CATANIA. Tutto pronto. O quasi. Il futuro prossimo dell’Ateneo catanese sembra passare inesorabilmente per una data: quella del 21 febbraio. E’ un giovedì. Una giornata che, dalle nostre parti, non richiama a nulla se non a quella che sarà l’elezione del nuovo Rettore dell’Università di Catania. Una marcia d’avvicinamento lunga cinquanta giorni dalla quale verrà fuori il successore di Recca. L’idea di tutti è che l’Ateneo debba cambiare marcia: svoltare verso un innalzamento della qualità che al momento costituisce l’unico strumento a disposizione per restare a galla. Ma tra il dire ed il fare occorre sempre fare i conti con i consueti giochi di una politica capace di decretare le fortune o le sventure anche dei candidati al rettorato. Giochi che, una istituzione elettoralmente allettante come l’Università, ha scarsissime possibilità di schivare. Ad oggi, sono quattro gli aspiranti candidati a capo dell’Ateneo catanese. Si tratta, in rigorosissimo ordine alfabetico, di Vittorio Calabrese, Enrico Iachello, Giacomo Pignataro e Giuseppe Vecchio. La sfida è, ormai, ufficialmente aperta e la si disputa su di un terreno in cui, in un momento così delicato anche per il mondo accademico, chi bara, chi promette a vanvera, rischia di essere estromesso subito. Senza possibilità d’appello.
“Condivisione, trasparenza e progettualità” sono le parole d’ordine dalle quali parte Vittorio Calabrese, 53enne ordinario di Biochimica clinica. “Bisogna rilanciare il potenziale della Ricerca: agganciarci a quella internazionale per ottenere sviluppo ed attrarre risorse”, dice.

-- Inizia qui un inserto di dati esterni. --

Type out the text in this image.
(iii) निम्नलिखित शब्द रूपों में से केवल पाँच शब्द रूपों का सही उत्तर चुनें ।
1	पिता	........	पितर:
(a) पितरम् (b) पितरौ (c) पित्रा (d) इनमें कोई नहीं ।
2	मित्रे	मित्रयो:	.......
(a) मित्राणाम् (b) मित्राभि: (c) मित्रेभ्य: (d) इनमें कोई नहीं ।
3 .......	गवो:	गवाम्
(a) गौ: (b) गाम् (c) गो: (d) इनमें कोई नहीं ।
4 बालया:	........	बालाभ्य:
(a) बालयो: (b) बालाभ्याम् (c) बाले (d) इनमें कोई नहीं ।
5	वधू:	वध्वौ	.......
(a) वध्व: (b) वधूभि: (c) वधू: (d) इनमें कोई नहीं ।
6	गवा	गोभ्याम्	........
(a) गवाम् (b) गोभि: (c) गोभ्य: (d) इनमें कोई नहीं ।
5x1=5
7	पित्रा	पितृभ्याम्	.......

E poi: “Un altro aspetto da privilegiare sarà quello della Formazione: andare incontro alle esigenze dei nostri studenti e gestire al meglio il percorso legato alle lauree ed ai dottorati. Per come la vedo io, poi, l’Università deve essere il centro dello sviluppo sociale ed istituzionale del territorio”.
“Non c’è dubbio che dopo i tagli che ci sono stati imposti – spiega Enrico Iachello, 60 anni, componente del CdA dell’Ateneo -, dobbiamo lavorare al meglio per giungere ai Fondi premiali del Ministero. Occorre lavorare sul Ricerca e Didattica perché la situazione di crisi non cambierà: ed allora dovremo farcela solo con le nostre forze. Una cosa che dobbiamo fare fin da subito è, poi, puntare a ridurre i fuori corso che ci penalizzano sulla graduatoria della premialità. Tuttavia, la base di partenza resta una soltanto: migliorare la nostra ricerca scientifica”.
Ad avere avanzato la propria candidatura è anche Giacomo Pignataro, 49enne, docente di Scienza delle Finanze al Dipartimento di Economia e Impresa: “Io credo che l’Università debba rinnovarsi – spiega -; e deve farlo per divenire punto di riferimento per questa società. E per farlo dobbiamo mobilitare tutte le energie intellettuali a nostra disposizione. Io credo che occorra un colpo di reni perché altrimenti il rischio che corriamo è quello di essere marginalizzati dalle Università del Sud. Qual è la mia ricetta? Dobbiamo mantenere un segmento di qualità alto”.
“Abbiamo una grossa responsabilità davanti: e non possiamo fallire”. Ne è convinto Giuseppe Vecchio, 60 anni, Direttore del Dipartimento di Scienze Politiche e Sociali. Candidato, anch’egli, alle elezioni del 21 febbraio: “Ci sono due elementi imprescindibili dai quali partire. Sono: la Ricerca e la Didattica. Noi abbiamo una popolazione studentesca di 60 mila utenti ai quali dobbiamo, giustamente, rendere conto della qualità delle nostre proposte. L’Università è come il collo di una clessidra: noi siamo il tramite tra il locale ed il globale e davanti abbiamo davvero una grande sfida che non possiamo disattendere. Una priorità su tutte? Di certo, occorre modificare lo Statuto per rendere più partecipativo e responsabile il corpo accademico e ogni singola istituzione che la compone”.